This proposal studies the practical fault tolerance of quantum low-density parity-check (qLDPC) codes through joint design of logical protocols, decoders, and code constructions.
The central claim is that overhead is governed by cross-layer compatibility: useful codes must support low-overhead syndrome extraction, fast decoding with guarantees, and efficient logical operations. My completed work supports this view via adaptive syndrome extraction and single-shot code-switching protocols, generalized matching decoders for 2D translationally-invariant codes with provable performance, and code-design tools based on effective distance, weight reduction, and automorphism structure.

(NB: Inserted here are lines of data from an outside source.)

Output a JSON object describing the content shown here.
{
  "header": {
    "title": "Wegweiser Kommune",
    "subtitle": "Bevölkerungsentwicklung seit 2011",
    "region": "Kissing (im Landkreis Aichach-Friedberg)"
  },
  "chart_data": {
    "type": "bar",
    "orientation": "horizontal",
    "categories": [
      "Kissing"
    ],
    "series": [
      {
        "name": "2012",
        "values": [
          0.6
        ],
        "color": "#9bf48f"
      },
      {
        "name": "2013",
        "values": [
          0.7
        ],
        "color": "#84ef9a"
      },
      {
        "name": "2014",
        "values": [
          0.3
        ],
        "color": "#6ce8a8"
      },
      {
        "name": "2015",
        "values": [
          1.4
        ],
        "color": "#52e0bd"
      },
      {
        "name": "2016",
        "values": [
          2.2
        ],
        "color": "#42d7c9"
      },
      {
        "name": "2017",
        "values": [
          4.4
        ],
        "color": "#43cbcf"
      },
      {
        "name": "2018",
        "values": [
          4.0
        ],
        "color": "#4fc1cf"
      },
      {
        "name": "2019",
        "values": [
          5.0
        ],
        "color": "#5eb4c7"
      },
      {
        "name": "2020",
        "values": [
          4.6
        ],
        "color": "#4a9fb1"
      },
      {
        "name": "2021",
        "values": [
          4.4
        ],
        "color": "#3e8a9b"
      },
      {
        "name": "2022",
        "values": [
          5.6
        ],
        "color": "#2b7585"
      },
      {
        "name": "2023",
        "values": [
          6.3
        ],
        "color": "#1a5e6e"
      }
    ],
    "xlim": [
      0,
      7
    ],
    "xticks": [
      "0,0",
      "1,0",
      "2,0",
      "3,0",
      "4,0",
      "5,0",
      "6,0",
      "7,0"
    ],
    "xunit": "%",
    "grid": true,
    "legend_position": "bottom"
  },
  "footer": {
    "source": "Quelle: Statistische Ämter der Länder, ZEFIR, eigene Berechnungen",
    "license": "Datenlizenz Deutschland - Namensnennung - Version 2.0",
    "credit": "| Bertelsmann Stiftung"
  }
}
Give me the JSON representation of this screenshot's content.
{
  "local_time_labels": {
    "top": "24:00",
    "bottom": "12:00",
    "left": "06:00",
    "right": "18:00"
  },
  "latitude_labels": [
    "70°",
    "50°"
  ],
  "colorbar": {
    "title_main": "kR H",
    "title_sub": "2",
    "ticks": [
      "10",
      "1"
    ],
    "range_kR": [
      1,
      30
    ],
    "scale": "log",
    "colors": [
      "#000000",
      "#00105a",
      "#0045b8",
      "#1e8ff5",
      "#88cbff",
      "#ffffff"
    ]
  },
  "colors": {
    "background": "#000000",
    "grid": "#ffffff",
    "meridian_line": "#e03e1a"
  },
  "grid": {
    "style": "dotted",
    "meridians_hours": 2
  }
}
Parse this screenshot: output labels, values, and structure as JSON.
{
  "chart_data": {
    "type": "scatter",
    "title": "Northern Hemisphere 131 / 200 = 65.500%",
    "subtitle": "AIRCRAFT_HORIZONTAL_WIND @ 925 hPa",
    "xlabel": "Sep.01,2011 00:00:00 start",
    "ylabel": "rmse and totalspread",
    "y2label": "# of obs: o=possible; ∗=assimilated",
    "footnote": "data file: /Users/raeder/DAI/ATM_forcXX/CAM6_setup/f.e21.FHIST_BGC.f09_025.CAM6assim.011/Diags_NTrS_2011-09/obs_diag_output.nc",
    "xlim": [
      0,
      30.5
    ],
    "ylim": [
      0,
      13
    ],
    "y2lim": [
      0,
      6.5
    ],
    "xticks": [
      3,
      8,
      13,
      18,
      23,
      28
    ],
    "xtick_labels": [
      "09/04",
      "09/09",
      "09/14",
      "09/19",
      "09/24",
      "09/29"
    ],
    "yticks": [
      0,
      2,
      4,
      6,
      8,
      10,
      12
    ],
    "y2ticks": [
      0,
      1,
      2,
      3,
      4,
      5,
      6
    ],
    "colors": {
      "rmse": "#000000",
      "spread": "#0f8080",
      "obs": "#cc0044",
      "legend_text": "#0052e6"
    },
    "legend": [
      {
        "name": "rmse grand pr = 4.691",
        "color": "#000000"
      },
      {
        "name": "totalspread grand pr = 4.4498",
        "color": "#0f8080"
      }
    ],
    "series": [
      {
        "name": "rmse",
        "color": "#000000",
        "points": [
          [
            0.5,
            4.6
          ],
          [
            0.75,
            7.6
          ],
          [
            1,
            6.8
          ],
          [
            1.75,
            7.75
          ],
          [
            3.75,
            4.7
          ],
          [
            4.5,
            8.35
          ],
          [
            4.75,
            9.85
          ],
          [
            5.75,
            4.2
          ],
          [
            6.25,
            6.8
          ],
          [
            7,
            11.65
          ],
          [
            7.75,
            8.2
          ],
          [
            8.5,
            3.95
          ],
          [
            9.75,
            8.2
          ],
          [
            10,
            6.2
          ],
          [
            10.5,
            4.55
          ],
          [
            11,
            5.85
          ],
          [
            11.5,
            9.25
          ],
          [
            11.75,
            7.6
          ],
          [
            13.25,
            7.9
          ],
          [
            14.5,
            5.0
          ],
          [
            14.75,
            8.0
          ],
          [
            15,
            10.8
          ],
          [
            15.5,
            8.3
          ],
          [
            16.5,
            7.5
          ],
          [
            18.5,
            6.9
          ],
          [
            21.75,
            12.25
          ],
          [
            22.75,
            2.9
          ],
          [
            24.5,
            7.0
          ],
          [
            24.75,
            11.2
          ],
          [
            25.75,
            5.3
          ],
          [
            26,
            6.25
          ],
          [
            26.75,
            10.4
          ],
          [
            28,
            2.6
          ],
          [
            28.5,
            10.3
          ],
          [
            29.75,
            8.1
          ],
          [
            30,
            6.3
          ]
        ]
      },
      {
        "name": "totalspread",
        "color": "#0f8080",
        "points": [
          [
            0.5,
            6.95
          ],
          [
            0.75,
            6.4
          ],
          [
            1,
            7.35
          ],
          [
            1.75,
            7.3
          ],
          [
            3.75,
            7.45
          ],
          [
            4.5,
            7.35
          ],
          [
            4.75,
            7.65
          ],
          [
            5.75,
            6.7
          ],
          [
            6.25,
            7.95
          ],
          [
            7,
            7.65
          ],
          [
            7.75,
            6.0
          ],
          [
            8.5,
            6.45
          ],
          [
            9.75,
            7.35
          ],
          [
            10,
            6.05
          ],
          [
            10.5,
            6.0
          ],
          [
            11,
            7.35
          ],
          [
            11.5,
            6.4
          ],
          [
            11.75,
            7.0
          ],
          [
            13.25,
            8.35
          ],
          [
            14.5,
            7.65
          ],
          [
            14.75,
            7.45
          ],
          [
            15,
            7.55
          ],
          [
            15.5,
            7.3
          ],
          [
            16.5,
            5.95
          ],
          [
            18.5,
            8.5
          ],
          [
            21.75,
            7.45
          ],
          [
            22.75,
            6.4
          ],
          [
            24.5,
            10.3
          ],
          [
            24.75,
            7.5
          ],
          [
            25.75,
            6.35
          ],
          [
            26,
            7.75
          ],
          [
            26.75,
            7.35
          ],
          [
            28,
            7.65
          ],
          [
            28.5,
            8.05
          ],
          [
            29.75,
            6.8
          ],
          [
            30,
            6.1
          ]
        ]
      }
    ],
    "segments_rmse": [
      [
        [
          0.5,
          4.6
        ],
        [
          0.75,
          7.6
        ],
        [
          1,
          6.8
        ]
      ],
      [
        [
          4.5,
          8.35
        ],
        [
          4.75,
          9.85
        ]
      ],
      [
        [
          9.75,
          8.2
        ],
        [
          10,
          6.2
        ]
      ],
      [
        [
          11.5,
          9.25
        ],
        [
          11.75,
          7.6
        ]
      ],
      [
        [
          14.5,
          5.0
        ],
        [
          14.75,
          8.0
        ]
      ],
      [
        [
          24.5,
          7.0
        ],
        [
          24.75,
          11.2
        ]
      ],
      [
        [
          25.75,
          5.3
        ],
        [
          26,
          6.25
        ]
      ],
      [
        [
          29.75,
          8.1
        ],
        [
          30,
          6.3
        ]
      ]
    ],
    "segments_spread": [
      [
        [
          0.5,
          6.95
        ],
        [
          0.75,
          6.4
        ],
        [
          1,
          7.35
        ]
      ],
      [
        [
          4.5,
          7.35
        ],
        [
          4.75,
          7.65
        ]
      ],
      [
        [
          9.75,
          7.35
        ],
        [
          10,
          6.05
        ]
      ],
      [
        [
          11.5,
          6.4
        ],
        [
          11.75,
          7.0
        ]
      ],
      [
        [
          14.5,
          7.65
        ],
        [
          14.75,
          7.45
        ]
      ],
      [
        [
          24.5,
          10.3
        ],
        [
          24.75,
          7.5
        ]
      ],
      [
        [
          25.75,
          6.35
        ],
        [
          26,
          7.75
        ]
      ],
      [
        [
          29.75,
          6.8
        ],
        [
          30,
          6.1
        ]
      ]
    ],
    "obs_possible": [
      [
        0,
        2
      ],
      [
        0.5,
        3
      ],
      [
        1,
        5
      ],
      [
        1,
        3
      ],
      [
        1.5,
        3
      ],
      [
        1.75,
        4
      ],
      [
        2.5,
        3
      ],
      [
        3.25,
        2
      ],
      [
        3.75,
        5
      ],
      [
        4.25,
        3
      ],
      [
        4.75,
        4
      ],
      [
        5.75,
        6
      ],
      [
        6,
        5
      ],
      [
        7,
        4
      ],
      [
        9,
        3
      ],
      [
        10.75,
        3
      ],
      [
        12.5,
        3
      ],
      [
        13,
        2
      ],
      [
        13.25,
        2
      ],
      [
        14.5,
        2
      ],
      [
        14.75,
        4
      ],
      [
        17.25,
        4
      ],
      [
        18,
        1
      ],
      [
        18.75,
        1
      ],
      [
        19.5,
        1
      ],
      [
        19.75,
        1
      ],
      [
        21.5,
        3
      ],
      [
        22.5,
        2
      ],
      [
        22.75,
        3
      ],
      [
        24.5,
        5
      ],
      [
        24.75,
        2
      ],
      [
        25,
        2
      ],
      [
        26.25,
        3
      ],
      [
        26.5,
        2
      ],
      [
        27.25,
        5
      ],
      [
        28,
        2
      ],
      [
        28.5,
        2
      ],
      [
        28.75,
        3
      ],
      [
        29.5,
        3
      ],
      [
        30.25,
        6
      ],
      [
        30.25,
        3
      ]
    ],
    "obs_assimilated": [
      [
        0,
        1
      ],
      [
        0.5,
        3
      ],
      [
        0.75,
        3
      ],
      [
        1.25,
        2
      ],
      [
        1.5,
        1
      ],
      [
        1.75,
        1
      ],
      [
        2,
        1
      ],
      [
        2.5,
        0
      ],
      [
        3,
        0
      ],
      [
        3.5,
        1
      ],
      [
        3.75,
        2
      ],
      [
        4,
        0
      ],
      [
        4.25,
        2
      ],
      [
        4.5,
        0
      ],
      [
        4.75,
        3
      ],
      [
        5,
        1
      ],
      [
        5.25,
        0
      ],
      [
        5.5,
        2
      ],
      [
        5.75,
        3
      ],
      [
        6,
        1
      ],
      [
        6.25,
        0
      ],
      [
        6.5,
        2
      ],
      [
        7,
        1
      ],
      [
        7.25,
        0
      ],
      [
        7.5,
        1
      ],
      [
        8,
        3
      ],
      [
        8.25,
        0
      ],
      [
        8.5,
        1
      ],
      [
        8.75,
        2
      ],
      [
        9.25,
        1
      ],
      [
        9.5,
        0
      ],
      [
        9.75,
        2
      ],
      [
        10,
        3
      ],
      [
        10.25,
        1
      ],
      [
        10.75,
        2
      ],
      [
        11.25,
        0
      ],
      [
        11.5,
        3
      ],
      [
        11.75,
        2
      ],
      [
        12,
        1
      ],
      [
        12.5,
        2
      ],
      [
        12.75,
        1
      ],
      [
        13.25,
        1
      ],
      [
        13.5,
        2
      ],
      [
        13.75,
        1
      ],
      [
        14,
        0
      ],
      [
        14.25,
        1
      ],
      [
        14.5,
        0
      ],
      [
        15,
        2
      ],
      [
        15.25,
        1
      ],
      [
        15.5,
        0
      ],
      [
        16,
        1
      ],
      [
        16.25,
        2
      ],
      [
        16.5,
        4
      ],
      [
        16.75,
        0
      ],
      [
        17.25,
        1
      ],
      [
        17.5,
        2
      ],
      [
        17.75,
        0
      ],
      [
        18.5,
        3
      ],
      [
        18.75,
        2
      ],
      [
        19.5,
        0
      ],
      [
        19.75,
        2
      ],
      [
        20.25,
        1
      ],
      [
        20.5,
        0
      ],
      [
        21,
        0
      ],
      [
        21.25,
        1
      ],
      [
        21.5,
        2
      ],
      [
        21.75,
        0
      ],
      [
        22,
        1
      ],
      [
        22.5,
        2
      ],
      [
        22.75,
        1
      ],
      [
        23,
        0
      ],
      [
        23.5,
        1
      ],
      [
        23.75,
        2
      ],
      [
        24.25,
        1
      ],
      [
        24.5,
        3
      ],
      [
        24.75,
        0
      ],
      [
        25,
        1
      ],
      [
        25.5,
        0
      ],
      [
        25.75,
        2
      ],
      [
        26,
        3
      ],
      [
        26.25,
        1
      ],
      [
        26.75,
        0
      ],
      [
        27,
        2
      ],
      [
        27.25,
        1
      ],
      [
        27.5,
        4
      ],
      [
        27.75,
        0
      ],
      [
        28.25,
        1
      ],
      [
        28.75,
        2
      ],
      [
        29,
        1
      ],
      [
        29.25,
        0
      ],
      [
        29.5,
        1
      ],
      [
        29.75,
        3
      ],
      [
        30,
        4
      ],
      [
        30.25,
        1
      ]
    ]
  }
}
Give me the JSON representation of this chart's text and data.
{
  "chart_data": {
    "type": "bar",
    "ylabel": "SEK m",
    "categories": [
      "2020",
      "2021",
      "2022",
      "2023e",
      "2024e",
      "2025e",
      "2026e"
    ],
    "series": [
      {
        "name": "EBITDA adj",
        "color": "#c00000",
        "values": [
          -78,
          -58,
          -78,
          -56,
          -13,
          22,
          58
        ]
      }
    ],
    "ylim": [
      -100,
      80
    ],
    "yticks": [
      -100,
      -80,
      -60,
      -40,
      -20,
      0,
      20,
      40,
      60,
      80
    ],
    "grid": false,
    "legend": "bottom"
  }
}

Building on these results, I will (i) formalize morphing-circuit syndrome extraction and mid-cycle logical symmetries, (ii) extend efficient decoding to larger structured 2D/3D families, and (iii) develop qLDPC constructions with improved connectivity and logical-gate support, including routes to high-rate non-Clifford logical operations. The expected outcome is a framework for architecture-aware co-design that lowers fault-tolerance overhead both in terms of asymptotic and finite-size performance.
Shi Jie Samuel Tan is a third-year PhD student in Computer Science at the University of Maryland, College Park, advised by Prof. Daniel Gottesman and Prof. Michael J. Gullans. His research interests are in quantum error correction and fault tolerance.